Shortly afterwards, in November 2012, Gauntlett emerged as a potential candidate to replace Zak Yacoob on the Constitutional Court of South Africa bench. He was nominated by over 60 people, including Mamphela Ramphele, Sir Sydney Kentridge, opposition leaders Helen Zille and Mangosuthu Buthelezi, and 47 legal academics. He was interviewed in February 2013 as one of five candidates for the vacant seat. However, after a fractious interview, the Judicial Service Commission recommended all the candidates but Gauntlett as suitable for appointment.

== Personal life ==

Gauntlett was married to the late Tessa Finlay and has three daughters.

== Controversy ==
On the 16th of January 2025, an academic at the University of the Witwatersrand, Hylton White, posted on social media that Gauntlett had initiated a sexual relationship with him in the 1980s when he was in his 'early teens' and Gauntlett was already practising as an advocate. According to White, he had attempted to inform the Anglican Church in South Africa that Gauntlett was unfit to serve on a three-person panel investigating the Church's handling of sexual assault by John Smyth. The failures of the Anglican Church in the UK regarding Smyth led to the resignation of Archbishop Justin Welby in 2024.

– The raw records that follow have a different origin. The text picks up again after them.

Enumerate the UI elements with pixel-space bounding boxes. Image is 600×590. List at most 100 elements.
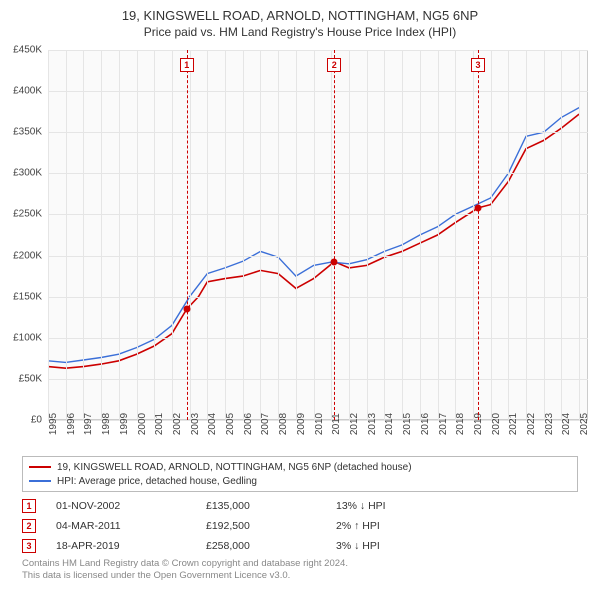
gridline-v [172,50,173,420]
xtick-label: 2023 [544,413,555,435]
legend-swatch [29,466,51,468]
xtick-label: 1997 [83,413,94,435]
marker-label-3: 3 [471,58,485,72]
event-delta: 2% ↑ HPI [336,520,446,532]
gridline-v [508,50,509,420]
gridline-h [48,297,588,298]
legend-label: HPI: Average price, detached house, Gedl… [57,476,257,487]
xtick-label: 2002 [172,413,183,435]
title-main: 19, KINGSWELL ROAD, ARNOLD, NOTTINGHAM, … [10,8,590,23]
footer-line-2: This data is licensed under the Open Gov… [22,570,578,582]
legend-swatch [29,480,51,482]
event-delta: 13% ↓ HPI [336,500,446,512]
gridline-v [438,50,439,420]
xtick-label: 2008 [278,413,289,435]
xtick-label: 2003 [190,413,201,435]
gridline-v [260,50,261,420]
event-row: 318-APR-2019£258,0003% ↓ HPI [22,536,578,556]
gridline-v [473,50,474,420]
legend-item: HPI: Average price, detached house, Gedl… [29,474,571,488]
chart-container: 19, KINGSWELL ROAD, ARNOLD, NOTTINGHAM, … [0,0,600,590]
legend-label: 19, KINGSWELL ROAD, ARNOLD, NOTTINGHAM, … [57,462,412,473]
xtick-label: 1995 [48,413,59,435]
xtick-label: 2015 [402,413,413,435]
ytick-label: £300K [0,168,42,179]
event-price: £135,000 [206,500,316,512]
gridline-v [384,50,385,420]
xtick-label: 2012 [349,413,360,435]
gridline-h [48,132,588,133]
gridline-v [296,50,297,420]
gridline-v [526,50,527,420]
ytick-label: £150K [0,291,42,302]
footer-attribution: Contains HM Land Registry data © Crown c… [22,558,578,583]
xtick-label: 2024 [561,413,572,435]
marker-point-1 [183,306,190,313]
event-index-box: 2 [22,519,36,533]
chart-plot-area: £0£50K£100K£150K£200K£250K£300K£350K£400… [48,50,588,420]
event-price: £258,000 [206,540,316,552]
xtick-label: 2011 [331,413,342,435]
gridline-v [331,50,332,420]
gridline-v [402,50,403,420]
xtick-label: 1999 [119,413,130,435]
gridline-h [48,91,588,92]
xtick-label: 2007 [260,413,271,435]
gridline-h [48,256,588,257]
marker-line-3 [478,50,479,420]
gridline-v [544,50,545,420]
gridline-v [491,50,492,420]
xtick-label: 2000 [137,413,148,435]
marker-line-2 [334,50,335,420]
gridline-v [154,50,155,420]
gridline-v [420,50,421,420]
xtick-label: 2010 [314,413,325,435]
xtick-label: 2006 [243,413,254,435]
gridline-h [48,338,588,339]
gridline-h [48,173,588,174]
xtick-label: 2001 [154,413,165,435]
ytick-label: £200K [0,250,42,261]
ytick-label: £100K [0,332,42,343]
ytick-label: £400K [0,86,42,97]
xtick-label: 2017 [438,413,449,435]
xtick-label: 2020 [491,413,502,435]
event-index-box: 1 [22,499,36,513]
xtick-label: 2014 [384,413,395,435]
xtick-label: 2025 [579,413,590,435]
xtick-label: 1996 [66,413,77,435]
gridline-v [243,50,244,420]
marker-label-2: 2 [327,58,341,72]
xtick-label: 2021 [508,413,519,435]
event-date: 01-NOV-2002 [56,500,186,512]
ytick-label: £0 [0,415,42,426]
gridline-v [119,50,120,420]
marker-point-2 [331,258,338,265]
xtick-label: 1998 [101,413,112,435]
event-row: 1 01-NOV-2002 £135,000 13% ↓ HPI [22,496,578,516]
gridline-v [225,50,226,420]
gridline-v [455,50,456,420]
gridline-v [349,50,350,420]
xtick-label: 2018 [455,413,466,435]
gridline-h [48,50,588,51]
gridline-v [137,50,138,420]
xtick-label: 2004 [207,413,218,435]
gridline-v [579,50,580,420]
xtick-label: 2005 [225,413,236,435]
gridline-v [66,50,67,420]
ytick-label: £350K [0,127,42,138]
xtick-label: 2009 [296,413,307,435]
legend-box: 19, KINGSWELL ROAD, ARNOLD, NOTTINGHAM, … [22,456,578,492]
xtick-label: 2022 [526,413,537,435]
event-delta: 3% ↓ HPI [336,540,446,552]
ytick-label: £50K [0,373,42,384]
gridline-v [314,50,315,420]
gridline-v [190,50,191,420]
event-row: 204-MAR-2011£192,5002% ↑ HPI [22,516,578,536]
title-sub: Price paid vs. HM Land Registry's House … [10,25,590,39]
gridline-h [48,214,588,215]
marker-point-3 [475,204,482,211]
xtick-label: 2013 [367,413,378,435]
gridline-h [48,379,588,380]
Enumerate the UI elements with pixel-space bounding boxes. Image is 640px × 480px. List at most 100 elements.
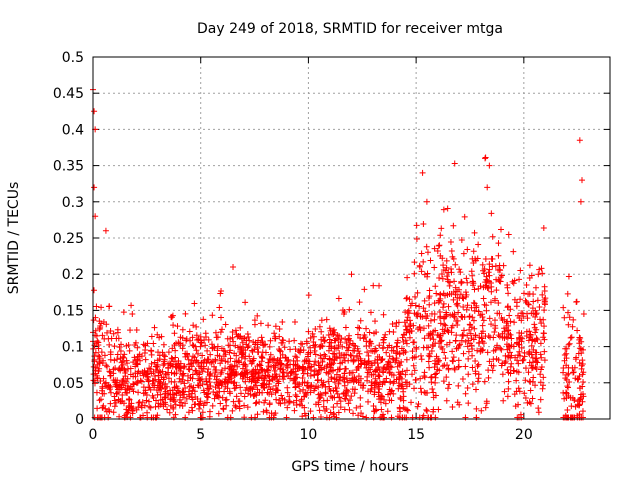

After failing to get a satisfactory response, White decided to publish the information, saying that "the findings of any panel on child sex abuse allegations that involves the influence of Jeremy Gauntlett have no credibility whatsoever."

The accusations were widely reported in South African media on the 18th of January 2025. It was then reported that Gauntlett had already resigned from the panel on the preceding day after the allegations had been made.